• Prise d'acte de la rupture et préavis : attention au retour de bâton !


    Prise d'acte de la rupture et préavis : attention au retour de bâton !Le mécanisme de la « prise d’acte » de la rupture du contrat de travail est maintenant bien connu. Il s’agit de l’initiative que prend le salarié de notifier à son employeur la rupture de son contrat de travail, sans pour autant démissionner, mais en raison de faits qu’il lui reproche (non-paiement de salaires, harcèlement,…).

    La démarche consiste ensuite à saisir le Conseil de Prud'hommes pour faire requalifier cette « prise d’acte » en licenciement.

    L’alternative est alors la suivante :

    Soit le juge estime que les faits pour lesquels le salarié a pris acte de la rupture de son contrat de travail sont réels et suffisamment sérieux, et dans ce cas il fera produire à la prise d’acte les effets d’un licenciement abusif : le salarié, réputé licencié abusivement, percevra une indemnité compensatrice de préavis, une indemnité de licenciement et des dommages et intérêts pour licenciement abusif ;

    Soit, au contraire, le juge estime que les griefs invoqués au soutien de la prise d’acte ne sont pas réels ou suffisamment sérieux (par exemple parce qu’ils étaient trop anciens ou véniels), et dans ce cas il fera produire à la prise d’acte les effets d’une démission : le salarié ne perçoit aucune indemnité.

    C’est quitte ou double.

    Dans le cas où la prise d’acte est requalifiée en démission, se pose avec acuité la question du préavis.

    Lorsqu’il démissionne purement et simplement, le salarié est débiteur envers l’employeur de l’exécution d’un préavis, généralement de deux ou trois mois. S’il ne l’exécute pas, il est redevable envers son ancien employeur d’une indemnité compensatrice de préavis.

    En cas de prise d’acte, le salarié n’aura généralement pas exécuté son préavis car l’exécution d’un préavis aurait pu affaiblir son dossier en incitant le juge à considérer que les griefs invoqués au soutien de la prise d’acte ne sont pas sérieux.

    En effet, même s’il a pu être jugé que l’exécution d’un préavis par le salarié n’était pas forcément incompatible avec la requalification de la prise d’acte en licenciement abusif (Cass. Soc., 2 juin 2010 et 9 juillet 2014), il reste que la prise d’acte, pour être requalifiée en licenciement abusif, suppose traditionnellement des manquements « empêchant la poursuite du contrat de travail », ce qui est difficilement conciliable avec l’exécution d’un préavis.

    Aussi, utilisée de manière hâtive ou irréfléchie la prise d’acte peut se retourner contre son auteur, comme l’illustre un arrêt de la Cour de Paris du 13 janvier 2017 (n° 13/09318).

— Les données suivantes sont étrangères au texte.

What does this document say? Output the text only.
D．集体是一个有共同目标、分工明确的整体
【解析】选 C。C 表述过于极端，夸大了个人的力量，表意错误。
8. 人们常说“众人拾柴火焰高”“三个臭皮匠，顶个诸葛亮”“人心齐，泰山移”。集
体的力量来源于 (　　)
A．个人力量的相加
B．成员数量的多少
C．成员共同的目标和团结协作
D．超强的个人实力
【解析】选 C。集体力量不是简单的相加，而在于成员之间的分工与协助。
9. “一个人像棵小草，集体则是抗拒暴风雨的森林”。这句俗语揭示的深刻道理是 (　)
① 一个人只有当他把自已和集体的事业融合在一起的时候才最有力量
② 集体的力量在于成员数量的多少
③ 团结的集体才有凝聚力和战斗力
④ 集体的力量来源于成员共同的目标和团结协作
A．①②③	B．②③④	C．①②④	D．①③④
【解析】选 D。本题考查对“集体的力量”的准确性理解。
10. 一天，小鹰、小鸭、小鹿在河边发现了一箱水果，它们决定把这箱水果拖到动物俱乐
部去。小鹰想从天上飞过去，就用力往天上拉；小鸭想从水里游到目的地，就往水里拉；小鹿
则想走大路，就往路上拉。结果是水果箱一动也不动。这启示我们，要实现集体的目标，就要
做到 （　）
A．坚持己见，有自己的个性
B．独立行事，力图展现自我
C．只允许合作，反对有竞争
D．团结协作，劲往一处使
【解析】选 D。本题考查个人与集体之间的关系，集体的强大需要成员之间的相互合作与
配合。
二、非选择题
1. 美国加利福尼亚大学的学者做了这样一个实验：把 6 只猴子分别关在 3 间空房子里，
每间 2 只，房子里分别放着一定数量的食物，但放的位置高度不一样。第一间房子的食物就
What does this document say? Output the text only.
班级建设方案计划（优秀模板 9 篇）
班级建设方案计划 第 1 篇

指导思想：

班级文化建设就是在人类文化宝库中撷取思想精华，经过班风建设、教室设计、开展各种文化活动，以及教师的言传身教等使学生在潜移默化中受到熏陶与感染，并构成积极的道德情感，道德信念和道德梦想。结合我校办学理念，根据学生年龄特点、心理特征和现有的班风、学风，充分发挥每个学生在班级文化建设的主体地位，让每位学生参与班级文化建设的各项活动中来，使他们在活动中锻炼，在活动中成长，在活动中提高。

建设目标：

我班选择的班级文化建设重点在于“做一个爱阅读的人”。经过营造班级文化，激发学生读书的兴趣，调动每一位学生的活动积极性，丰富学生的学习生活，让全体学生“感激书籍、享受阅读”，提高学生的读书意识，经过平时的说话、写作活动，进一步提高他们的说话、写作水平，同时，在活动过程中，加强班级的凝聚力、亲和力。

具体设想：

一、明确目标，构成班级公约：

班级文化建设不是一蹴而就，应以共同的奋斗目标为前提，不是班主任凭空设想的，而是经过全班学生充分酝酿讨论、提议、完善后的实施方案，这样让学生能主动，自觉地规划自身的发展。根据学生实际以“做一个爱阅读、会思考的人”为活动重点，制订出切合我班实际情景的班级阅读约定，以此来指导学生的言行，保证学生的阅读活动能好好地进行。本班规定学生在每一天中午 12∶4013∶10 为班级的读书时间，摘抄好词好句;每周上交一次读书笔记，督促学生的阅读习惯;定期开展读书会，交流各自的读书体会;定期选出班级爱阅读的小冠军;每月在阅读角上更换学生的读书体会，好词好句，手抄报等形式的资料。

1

    Dans cette affaire, le salarié avait pris acte de la rupture de son contrat de travail en reprochant à son employeur sa déloyauté et à ses méthodes managériales consistant à imposer des missions aux consultants, à les leur imposer même s’ils n’ont pas les compétences pour les remplir, à donner justement de fausses informations sur leurs compétences, etc…

    Considérant cependant que le salarié n’établissait pas suffisamment ces manquements, la Cour d’appel a jugé que la rupture du contrat de travail n’était pas imputable à l’employeur et qu’elle devait produire les effets d’une démission. Rappelant ensuite que lorsque le salarié démissionnaire ne respecte pas le délai de préavis, l’employeur peut prétendre au versement, par le salarié, de l’indemnité compensatrice de préavis, elle a condamné le salarié à verser une somme de 10.250 € à ce titre.